The newly created pentagon immediately calls attention to a smaller pentagon nestled inside the star.

A famous number known as the golden ratio describes the proportions of the smaller parts to the whole. The parts add up: a blue segment and a yellow segment, laid end to end, are exactly as long as a black segment. Or, small plus medium equals large.

Moreover, the parts are in the same proportion: medium is to small as large is to medium. That common proportion defines the golden ratio, which is approximately 1.618: 1.

In 1509, an Italian mathematician named Luca Pacioli ascribed cosmic significance to the golden ratio in his book On the Divine Proportion. The book included many illustrations by his friend Leonardo da Vinci, including a 3D shape (a dodecahedron) made from identical pentagons.

Years earlier, Leonardo had performed his own study of proportions, based on the theories of ancient Roman architect Vitruvius. This led him to draw an iconic image known as Vitruvian Man.

Did he hide the golden ratio in it?

This much we know: with his arms spread wide, Vitruvian Man fits perfectly in a square — his wingspan equals his height.

With arms and legs splayed, he also stands comfortably on the circumference of a circle, which his middle fingers extend to touch. At the centre of it all is his navel.

Leonardo’s handwritten notes specify many of the man’s proportions as fractions of his height.

“From the hairline to the bottom of the chin is one-tenth of the height of the man.”

“From below the chin to the top of the head is one-eighth of the height of the man.”And so on.

Yet nowhere does Leonardo quantify the location of the man’s navel. This omission seems surprising, given the navel’s centrality in his scheme.

Some commentators claim that Leonardo positioned the navel to divide the man’s height according to the golden ratio.

But Leonardo doesn’t mention the golden ratio, either in the drawing or in his notebooks.

In fact, a 2015 analysis by architect Vitor Murtinho found that the placement of Vitruvian Man’s navel does not quite comport with it.
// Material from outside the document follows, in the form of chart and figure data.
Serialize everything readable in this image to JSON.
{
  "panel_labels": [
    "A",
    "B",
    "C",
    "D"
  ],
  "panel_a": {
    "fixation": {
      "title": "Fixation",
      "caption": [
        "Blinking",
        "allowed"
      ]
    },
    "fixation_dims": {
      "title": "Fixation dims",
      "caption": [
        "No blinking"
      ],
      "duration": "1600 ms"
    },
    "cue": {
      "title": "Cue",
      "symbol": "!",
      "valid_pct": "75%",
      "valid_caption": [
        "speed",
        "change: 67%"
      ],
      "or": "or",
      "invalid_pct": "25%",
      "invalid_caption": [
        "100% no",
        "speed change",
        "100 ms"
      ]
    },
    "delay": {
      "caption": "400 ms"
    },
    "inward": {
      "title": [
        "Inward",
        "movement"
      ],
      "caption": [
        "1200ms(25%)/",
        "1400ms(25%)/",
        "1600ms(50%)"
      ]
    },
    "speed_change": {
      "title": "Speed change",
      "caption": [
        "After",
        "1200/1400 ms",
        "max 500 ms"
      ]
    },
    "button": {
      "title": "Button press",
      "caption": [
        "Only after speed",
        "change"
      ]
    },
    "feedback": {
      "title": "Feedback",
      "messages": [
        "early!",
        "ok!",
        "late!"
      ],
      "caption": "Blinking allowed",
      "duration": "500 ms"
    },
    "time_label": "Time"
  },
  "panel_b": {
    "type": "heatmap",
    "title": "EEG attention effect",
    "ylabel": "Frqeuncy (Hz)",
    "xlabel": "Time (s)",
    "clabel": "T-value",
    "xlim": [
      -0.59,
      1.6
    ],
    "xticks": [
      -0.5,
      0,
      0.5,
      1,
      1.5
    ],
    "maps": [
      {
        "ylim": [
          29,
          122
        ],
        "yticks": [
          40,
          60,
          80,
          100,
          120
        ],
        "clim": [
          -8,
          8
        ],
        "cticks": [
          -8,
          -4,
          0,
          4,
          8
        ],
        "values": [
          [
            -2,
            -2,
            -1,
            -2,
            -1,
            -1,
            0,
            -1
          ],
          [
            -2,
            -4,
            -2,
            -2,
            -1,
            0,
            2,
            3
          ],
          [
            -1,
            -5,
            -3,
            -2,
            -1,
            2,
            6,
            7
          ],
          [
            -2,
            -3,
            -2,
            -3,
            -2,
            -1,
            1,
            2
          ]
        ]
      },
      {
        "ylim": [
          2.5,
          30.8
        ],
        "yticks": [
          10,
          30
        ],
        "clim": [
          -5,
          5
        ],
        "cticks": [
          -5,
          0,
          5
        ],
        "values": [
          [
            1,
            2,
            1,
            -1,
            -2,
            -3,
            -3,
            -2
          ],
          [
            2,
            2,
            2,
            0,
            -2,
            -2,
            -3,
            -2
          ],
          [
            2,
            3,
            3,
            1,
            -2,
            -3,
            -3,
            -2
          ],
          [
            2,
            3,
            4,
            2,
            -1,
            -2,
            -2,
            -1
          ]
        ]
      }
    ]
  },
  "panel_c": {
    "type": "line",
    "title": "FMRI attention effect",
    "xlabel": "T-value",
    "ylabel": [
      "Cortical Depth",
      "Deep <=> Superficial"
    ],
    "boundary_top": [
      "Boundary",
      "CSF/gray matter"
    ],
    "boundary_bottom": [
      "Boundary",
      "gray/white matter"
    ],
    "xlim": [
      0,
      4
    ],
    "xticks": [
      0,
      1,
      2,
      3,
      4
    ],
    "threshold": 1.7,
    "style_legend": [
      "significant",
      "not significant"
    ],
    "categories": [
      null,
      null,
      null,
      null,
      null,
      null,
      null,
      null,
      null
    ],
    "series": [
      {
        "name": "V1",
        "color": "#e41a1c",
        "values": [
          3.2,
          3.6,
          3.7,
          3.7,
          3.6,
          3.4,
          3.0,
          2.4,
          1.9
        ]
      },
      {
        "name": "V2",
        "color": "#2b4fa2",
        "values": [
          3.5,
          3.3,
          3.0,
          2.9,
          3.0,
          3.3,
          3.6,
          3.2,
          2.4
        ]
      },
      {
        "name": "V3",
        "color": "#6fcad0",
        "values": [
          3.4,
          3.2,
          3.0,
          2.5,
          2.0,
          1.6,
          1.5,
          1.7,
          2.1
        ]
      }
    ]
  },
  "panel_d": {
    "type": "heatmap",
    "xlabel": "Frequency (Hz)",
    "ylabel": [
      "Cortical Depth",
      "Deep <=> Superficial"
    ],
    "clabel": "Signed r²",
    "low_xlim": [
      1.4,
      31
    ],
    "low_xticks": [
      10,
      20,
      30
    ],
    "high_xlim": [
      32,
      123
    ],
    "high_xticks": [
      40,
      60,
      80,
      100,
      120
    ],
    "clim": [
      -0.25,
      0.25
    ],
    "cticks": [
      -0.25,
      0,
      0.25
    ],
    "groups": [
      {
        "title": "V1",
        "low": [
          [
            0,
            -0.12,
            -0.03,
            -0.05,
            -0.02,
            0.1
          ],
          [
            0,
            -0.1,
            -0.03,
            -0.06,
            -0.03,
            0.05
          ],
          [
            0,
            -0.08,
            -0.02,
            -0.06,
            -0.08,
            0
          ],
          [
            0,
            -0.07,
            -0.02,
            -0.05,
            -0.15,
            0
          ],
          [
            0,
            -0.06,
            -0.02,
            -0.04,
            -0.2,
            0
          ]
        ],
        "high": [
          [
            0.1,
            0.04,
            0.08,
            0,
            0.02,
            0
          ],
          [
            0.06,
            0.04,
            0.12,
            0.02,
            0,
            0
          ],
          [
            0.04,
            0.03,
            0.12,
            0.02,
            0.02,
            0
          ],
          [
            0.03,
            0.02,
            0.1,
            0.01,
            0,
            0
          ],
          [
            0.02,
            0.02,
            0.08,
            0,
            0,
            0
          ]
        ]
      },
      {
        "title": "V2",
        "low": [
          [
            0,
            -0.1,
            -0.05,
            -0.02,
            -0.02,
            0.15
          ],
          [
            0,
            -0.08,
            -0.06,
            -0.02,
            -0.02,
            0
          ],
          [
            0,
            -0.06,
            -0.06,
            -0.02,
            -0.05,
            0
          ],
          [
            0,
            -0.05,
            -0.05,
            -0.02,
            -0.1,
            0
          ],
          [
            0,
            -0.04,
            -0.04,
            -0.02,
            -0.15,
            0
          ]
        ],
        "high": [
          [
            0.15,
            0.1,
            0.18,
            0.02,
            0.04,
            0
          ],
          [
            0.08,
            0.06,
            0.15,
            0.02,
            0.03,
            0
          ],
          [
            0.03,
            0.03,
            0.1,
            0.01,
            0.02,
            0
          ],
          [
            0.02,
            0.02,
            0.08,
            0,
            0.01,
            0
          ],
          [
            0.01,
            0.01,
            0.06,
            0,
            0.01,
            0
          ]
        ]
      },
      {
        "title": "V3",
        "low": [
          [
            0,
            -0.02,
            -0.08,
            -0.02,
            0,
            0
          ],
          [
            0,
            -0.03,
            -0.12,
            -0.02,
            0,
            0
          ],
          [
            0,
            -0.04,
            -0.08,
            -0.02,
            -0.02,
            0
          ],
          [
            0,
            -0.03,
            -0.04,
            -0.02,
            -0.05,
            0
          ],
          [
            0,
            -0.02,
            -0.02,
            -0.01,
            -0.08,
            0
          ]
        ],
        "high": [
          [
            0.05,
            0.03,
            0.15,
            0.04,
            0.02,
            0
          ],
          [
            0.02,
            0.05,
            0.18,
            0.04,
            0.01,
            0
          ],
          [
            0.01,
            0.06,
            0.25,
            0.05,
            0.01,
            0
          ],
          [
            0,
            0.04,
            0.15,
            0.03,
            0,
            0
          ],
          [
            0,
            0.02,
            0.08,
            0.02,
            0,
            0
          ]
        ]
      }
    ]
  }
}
The man’s height in the drawing is 181.5 millimetres, and the height of the navel is 110 millimetres, for a ratio of 1.65-to-1. That’s close to the golden ratio (1.618-to-1), but surely Leonardo could have come closer if he’d meant to.

Is it possible that Leonardo really thought 1.65 was the correct anatomical proportion for a well-shaped human being? And what, in fact, is the typical number? Presumably, it falls on a bell curve — or should we say bellybutton curve.

As for what’s most desirable, proponents of the golden ratio insist on a divine proportion. The ideal navel should divide the upper abdomen from the lower abdomen, not in half but in a ratio of 1.618-to-1.

Indeed, a 2015 study published in the journal Aesthetic Plastic Surgery asked participants to select the most attractive navel position on digitally altered pictures of bikini models and found that the golden ratio was ideal.

On the other hand, a 2022 eye-tracking study in The Journal of Plastic Surgery and Hand Surgery, in which volunteers looked at digitally altered images of a female patient, found that a 2-to-1 ratio of upper to lower abdomen was more pleasing than the golden ratio.

Divine proportions? Meet diverse ones — they can be beautiful, too.